Burmistrov argues that the industry's obsession with the "three pillars" of observability (metrics, logs, traces) hides the real goal: being able to explore high-cardinality production data quickly when the failure mode is still an unknown unknown.
At Meta, the Scuba system treats everything as a wide event: a single, very wide record (think JSON object) that captures every bit of context about what happened. Analysts can slice, dice, group, and filter those events along any dimension without pre-aggregation penalties.
The post walks through a debugging story where a conversion drop is isolated by iteratively filtering wide events until just one OS version and app build remain. Because nothing was pre-aggregated, no detail was lost, and the people who own the failing component are immediately obvious.
Wide events subsume the three pillars because traces are just events with TraceId/SpanId, logs are structured fields with a message, and metrics are periodic state snapshots. Keeping everything raw defers schema decisions to query time and makes cross-correlation much easier.

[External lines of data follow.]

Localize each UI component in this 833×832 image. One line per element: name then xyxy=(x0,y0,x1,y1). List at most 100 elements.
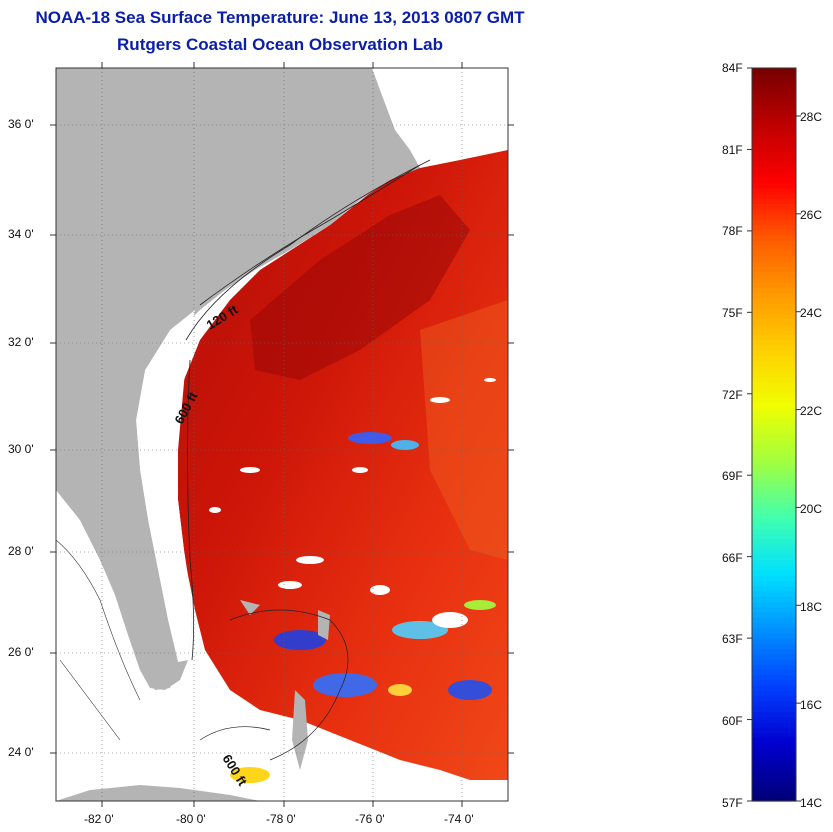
colorbar-segment xyxy=(752,680,796,687)
colorbar-segment xyxy=(752,308,796,315)
lon-label-76: -76 0' xyxy=(355,812,385,826)
colorbar-segment xyxy=(752,266,796,273)
colorbar-segment xyxy=(752,151,796,158)
colorbar-segment xyxy=(752,230,796,237)
cloud-speckles xyxy=(209,378,496,628)
lon-label-78: -78 0' xyxy=(266,812,296,826)
colorbar-segment xyxy=(752,675,796,682)
colorbar-f-72: 72F xyxy=(722,388,743,402)
colorbar-segment xyxy=(752,549,796,556)
colorbar-segment xyxy=(752,581,796,587)
colorbar-segment xyxy=(752,460,796,467)
colorbar-segment xyxy=(752,371,796,378)
lat-label-28: 28 0' xyxy=(8,544,34,558)
colorbar-segment xyxy=(752,251,796,258)
colorbar-segment xyxy=(752,298,796,305)
lat-label-24: 24 0' xyxy=(8,745,34,759)
map-title: NOAA-18 Sea Surface Temperature: June 13… xyxy=(35,8,525,27)
colorbar-segment xyxy=(752,282,796,289)
colorbar-f-66: 66F xyxy=(722,551,743,565)
colorbar-segment xyxy=(752,130,796,137)
colorbar-segment xyxy=(752,476,796,483)
colorbar-segment xyxy=(752,188,796,195)
colorbar-segment xyxy=(752,335,796,341)
colorbar-segment xyxy=(752,727,796,734)
colorbar-segment xyxy=(752,198,796,205)
colorbar-segment xyxy=(752,591,796,598)
colorbar-segment xyxy=(752,764,796,771)
colorbar-segment xyxy=(752,570,796,577)
colorbar-c-14: 14C xyxy=(800,796,823,810)
bahamas-islands xyxy=(240,600,330,770)
colorbar-segment xyxy=(752,664,796,671)
colorbar-segment xyxy=(752,293,796,299)
map-subtitle: Rutgers Coastal Ocean Observation Lab xyxy=(117,35,443,54)
colorbar-segment xyxy=(752,612,796,619)
colorbar-segment xyxy=(752,670,796,676)
colorbar-segment xyxy=(752,397,796,404)
colorbar-segment xyxy=(752,795,796,802)
colorbar-f-78: 78F xyxy=(722,224,743,238)
colorbar-segment xyxy=(752,355,796,362)
colorbar-segment xyxy=(752,376,796,383)
colorbar-segment xyxy=(752,408,796,415)
colorbar-segment xyxy=(752,256,796,263)
colorbar-segment xyxy=(752,465,796,472)
colorbar-segment xyxy=(752,528,796,535)
colorbar-segment xyxy=(752,261,796,268)
colorbar-segment xyxy=(752,586,796,593)
contour-600ft xyxy=(185,159,431,661)
colorbar-segment xyxy=(752,382,796,388)
colorbar-segment xyxy=(752,732,796,739)
colorbar-segment xyxy=(752,439,796,446)
colorbar-segment xyxy=(752,717,796,724)
colorbar-segment xyxy=(752,413,796,420)
colorbar-frame xyxy=(751,67,797,802)
colorbar-segment xyxy=(752,486,796,493)
colorbar-segment xyxy=(752,429,796,436)
nearshore-band xyxy=(136,310,195,662)
colorbar-segment xyxy=(752,240,796,247)
colorbar-segment xyxy=(752,492,796,498)
colorbar-segment xyxy=(752,272,796,279)
colorbar-segment xyxy=(752,706,796,713)
colorbar-f-57: 57F xyxy=(722,796,743,810)
colorbar-segment xyxy=(752,204,796,210)
colorbar-segment xyxy=(752,361,796,368)
colorbar-segment xyxy=(752,560,796,566)
colorbar-segment xyxy=(752,146,796,153)
colorbar-segment xyxy=(752,523,796,530)
colorbar-segment xyxy=(752,246,796,252)
colorbar-segment xyxy=(752,125,796,132)
colorbar-segment xyxy=(752,219,796,226)
cuba-land xyxy=(56,785,260,801)
contour-bahamas xyxy=(199,609,349,761)
colorbar-segment xyxy=(752,685,796,692)
colorbar-segment xyxy=(752,722,796,729)
colorbar-f-84: 84F xyxy=(722,61,743,75)
colorbar-segment xyxy=(752,324,796,331)
colorbar-segment xyxy=(752,68,796,74)
colorbar-segment xyxy=(752,193,796,200)
colorbar-segment xyxy=(752,167,796,174)
colorbar-segment xyxy=(752,575,796,582)
colorbar-segment xyxy=(752,748,796,755)
colorbar-segment xyxy=(752,654,796,661)
colorbar-segment xyxy=(752,743,796,750)
colorbar-segment xyxy=(752,319,796,326)
colorbar-c-24: 24C xyxy=(800,306,823,320)
colorbar-segment xyxy=(752,329,796,336)
colorbar-segment xyxy=(752,303,796,310)
colorbar-segment xyxy=(752,403,796,409)
colorbar-segment xyxy=(752,659,796,666)
colorbar-segment xyxy=(752,544,796,551)
colorbar-f-60: 60F xyxy=(722,714,743,728)
colorbar-segment xyxy=(752,136,796,142)
colorbar-segment xyxy=(752,345,796,352)
lat-label-26: 26 0' xyxy=(8,645,34,659)
colorbar-f-81: 81F xyxy=(722,143,743,157)
map-frame xyxy=(55,67,509,802)
colorbar-segment xyxy=(752,513,796,519)
colorbar-f-63: 63F xyxy=(722,632,743,646)
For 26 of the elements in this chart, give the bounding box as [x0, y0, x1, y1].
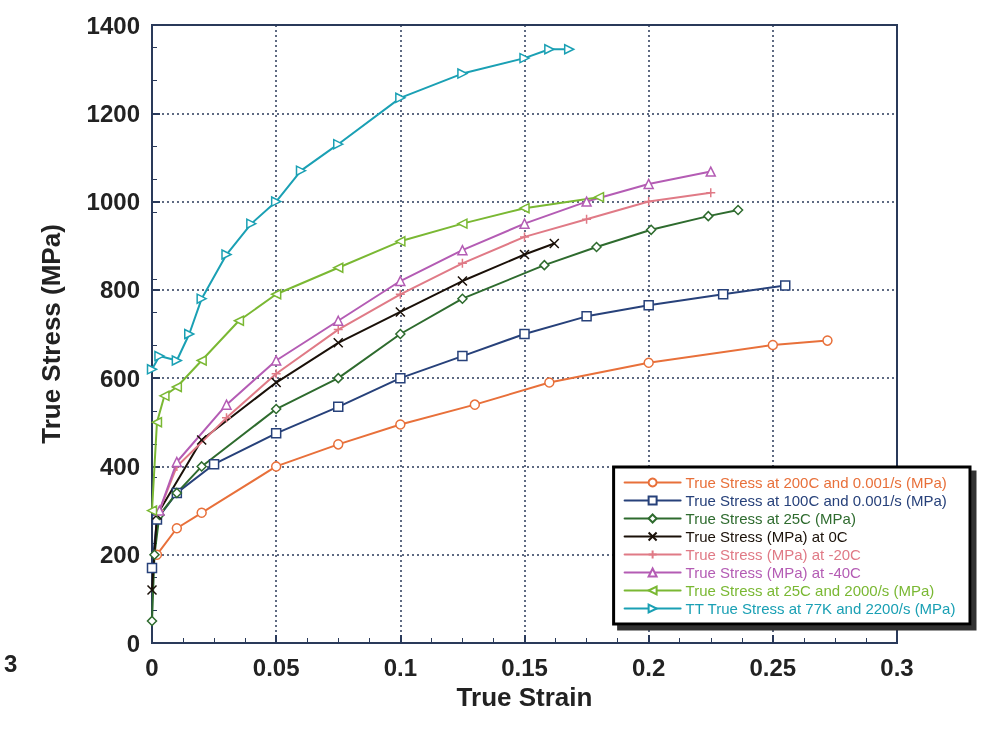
- legend-label: True Stress at 25C and 2000/s (MPa): [685, 582, 935, 599]
- y-tick-label: 0: [126, 629, 140, 657]
- y-tick-label: 1000: [86, 188, 140, 216]
- y-axis-title: True Stress (MPa): [36, 224, 66, 444]
- x-tick-label: 0.3: [880, 653, 914, 681]
- legend-label: True Stress (MPa) at 0C: [685, 528, 848, 545]
- legend-label: True Stress at 200C and 0.001/s (MPa): [685, 474, 947, 491]
- text: 3: [4, 650, 18, 678]
- x-tick-label: 0: [145, 653, 159, 681]
- y-tick-label: 600: [99, 364, 140, 392]
- x-tick-label: 0.1: [383, 653, 418, 681]
- x-tick-label: 0.2: [631, 653, 666, 681]
- y-tick-label: 800: [99, 276, 140, 304]
- legend-label: True Stress at 25C (MPa): [685, 510, 856, 527]
- y-tick-label: 1400: [86, 11, 140, 39]
- legend-label: True Stress (MPa) at -40C: [685, 564, 862, 581]
- legend-label: TT True Stress at 77K and 2200/s (MPa): [685, 600, 956, 617]
- x-tick-label: 0.15: [501, 653, 548, 681]
- y-tick-label: 400: [99, 452, 140, 480]
- legend-label: True Stress (MPa) at -20C: [685, 546, 862, 563]
- y-tick-label: 1200: [86, 99, 140, 127]
- x-tick-label: 0.25: [749, 653, 797, 681]
- y-tick-label: 200: [99, 541, 140, 569]
- legend-label: True Stress at 100C and 0.001/s (MPa): [685, 492, 947, 509]
- x-tick-label: 0.05: [252, 653, 300, 681]
- x-axis-title: True Strain: [456, 681, 593, 712]
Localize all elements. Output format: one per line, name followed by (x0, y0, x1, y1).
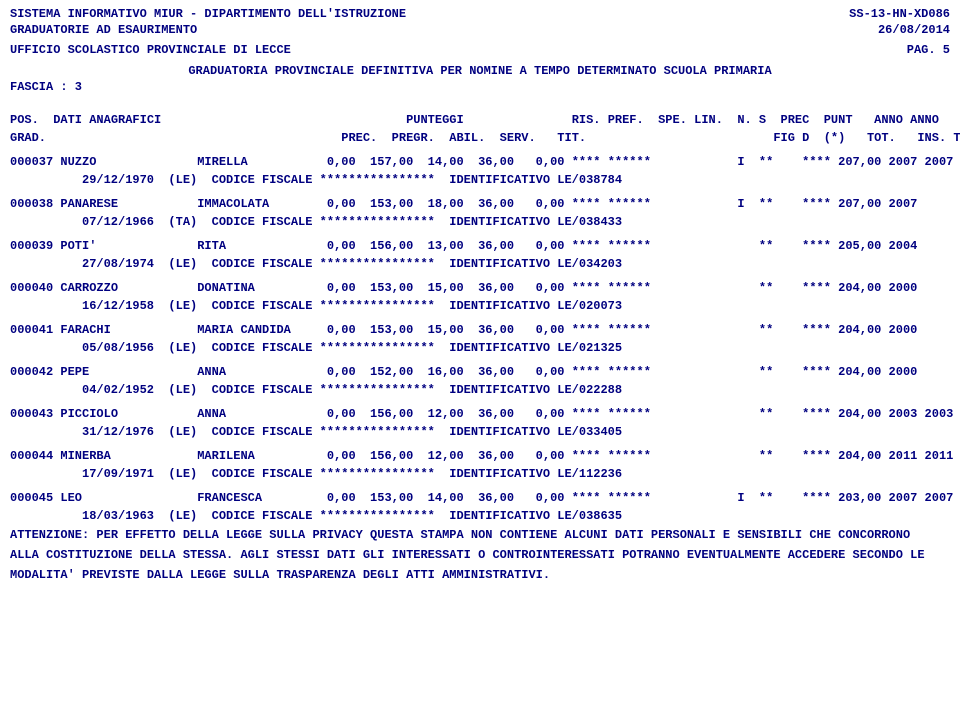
table-row: 000039 POTI' RITA 0,00 156,00 13,00 36,0… (10, 239, 950, 253)
header-line-1: SISTEMA INFORMATIVO MIUR - DIPARTIMENTO … (10, 6, 950, 22)
table-row-sub: 07/12/1966 (TA) CODICE FISCALE *********… (10, 215, 950, 229)
footer-line-1: ATTENZIONE: PER EFFETTO DELLA LEGGE SULL… (10, 527, 950, 543)
table-row-sub: 31/12/1976 (LE) CODICE FISCALE *********… (10, 425, 950, 439)
table-row: 000044 MINERBA MARILENA 0,00 156,00 12,0… (10, 449, 950, 463)
header-date: 26/08/2014 (878, 22, 950, 38)
header-line-2: GRADUATORIE AD ESAURIMENTO 26/08/2014 (10, 22, 950, 38)
header-ufficio: UFFICIO SCOLASTICO PROVINCIALE DI LECCE (10, 42, 291, 58)
header-system: SISTEMA INFORMATIVO MIUR - DIPARTIMENTO … (10, 6, 406, 22)
table-row: 000041 FARACHI MARIA CANDIDA 0,00 153,00… (10, 323, 950, 337)
table-row-sub: 05/08/1956 (LE) CODICE FISCALE *********… (10, 341, 950, 355)
table-row: 000040 CARROZZO DONATINA 0,00 153,00 15,… (10, 281, 950, 295)
header-code: SS-13-HN-XD086 (849, 6, 950, 22)
header-line-3: UFFICIO SCOLASTICO PROVINCIALE DI LECCE … (10, 42, 950, 58)
column-header-1: POS. DATI ANAGRAFICI PUNTEGGI RIS. PREF.… (10, 113, 950, 127)
table-row: 000045 LEO FRANCESCA 0,00 153,00 14,00 3… (10, 491, 950, 505)
header-fascia: FASCIA : 3 (10, 79, 950, 95)
header-title-center: GRADUATORIA PROVINCIALE DEFINITIVA PER N… (10, 63, 950, 79)
table-row-sub: 16/12/1958 (LE) CODICE FISCALE *********… (10, 299, 950, 313)
table-row-sub: 04/02/1952 (LE) CODICE FISCALE *********… (10, 383, 950, 397)
data-rows: 000037 NUZZO MIRELLA 0,00 157,00 14,00 3… (10, 155, 950, 523)
table-row-sub: 18/03/1963 (LE) CODICE FISCALE *********… (10, 509, 950, 523)
table-row: 000038 PANARESE IMMACOLATA 0,00 153,00 1… (10, 197, 950, 211)
table-row-sub: 29/12/1970 (LE) CODICE FISCALE *********… (10, 173, 950, 187)
table-row-sub: 17/09/1971 (LE) CODICE FISCALE *********… (10, 467, 950, 481)
footer-line-2: ALLA COSTITUZIONE DELLA STESSA. AGLI STE… (10, 547, 950, 563)
column-header-2: GRAD. PREC. PREGR. ABIL. SERV. TIT. FIG … (10, 131, 950, 145)
table-row: 000042 PEPE ANNA 0,00 152,00 16,00 36,00… (10, 365, 950, 379)
table-row-sub: 27/08/1974 (LE) CODICE FISCALE *********… (10, 257, 950, 271)
table-row: 000043 PICCIOLO ANNA 0,00 156,00 12,00 3… (10, 407, 950, 421)
header-graduatorie: GRADUATORIE AD ESAURIMENTO (10, 22, 197, 38)
table-row: 000037 NUZZO MIRELLA 0,00 157,00 14,00 3… (10, 155, 950, 169)
header-page: PAG. 5 (907, 42, 950, 58)
footer-line-3: MODALITA' PREVISTE DALLA LEGGE SULLA TRA… (10, 567, 950, 583)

The author's frustration is mainly with OpenTelemetry education: the glossary of 60+ terms and pillar-first framing make observability feel complex and gated, when the underlying idea could be as simple as "capture rich events and explore them".

Commenters largely agree the concept is powerful, but emphasize that storing and querying every field for every event is expensive, especially when you pay a vendor. Cost, not confusion, is the reason many teams lean on pre-aggregated metrics.
Several readers note that "wide events" map closely to structured logging, Kafka streams feeding Elastic/ClickHouse, or event-sourcing patterns. The novelty is less technical than operational maturity and great tooling.
Engineers from smaller shops point out that on-prem pipelines can be cost-effective (e.g., Kafka + Elastic on a handful of servers), but once you scale to cloud vendors the bill grows quadratically with success.
A few warn about data swamps: "just put it there" easily leads to uncontrolled retention, unclear ownership, and shadow dependencies when other teams start automating against your event stream.
Others explore hybrids: generating metrics from the event firehose, batching wide events into Parquet, or using OpenTelemetry spans but improving the UI so the wide-event mental model is accessible.
Meta-level criticism surfaces too: vendors bend "observability" into whatever they can sell, and the "all you need is X" framing ignores the trade-offs that real teams juggle.

Wide events shine when you have the infrastructure to store raw context cheaply and a UI that makes faceted exploration fast; without both, the approach stalls.
Cost governance and retention policies have to evolve alongside the data model, or the wide-event lake turns into an unsearchable swamp.
Even if we cannot afford Scuba-level depth, adopting structured events as the default emission format keeps the door open for richer tooling later. Metrics can always be derived downstream, but lost detail is gone forever.
Communicating the mental model matters: pitch observability as "capturing richly structured events you can interrogate" rather than "learn these three disjoint pillars".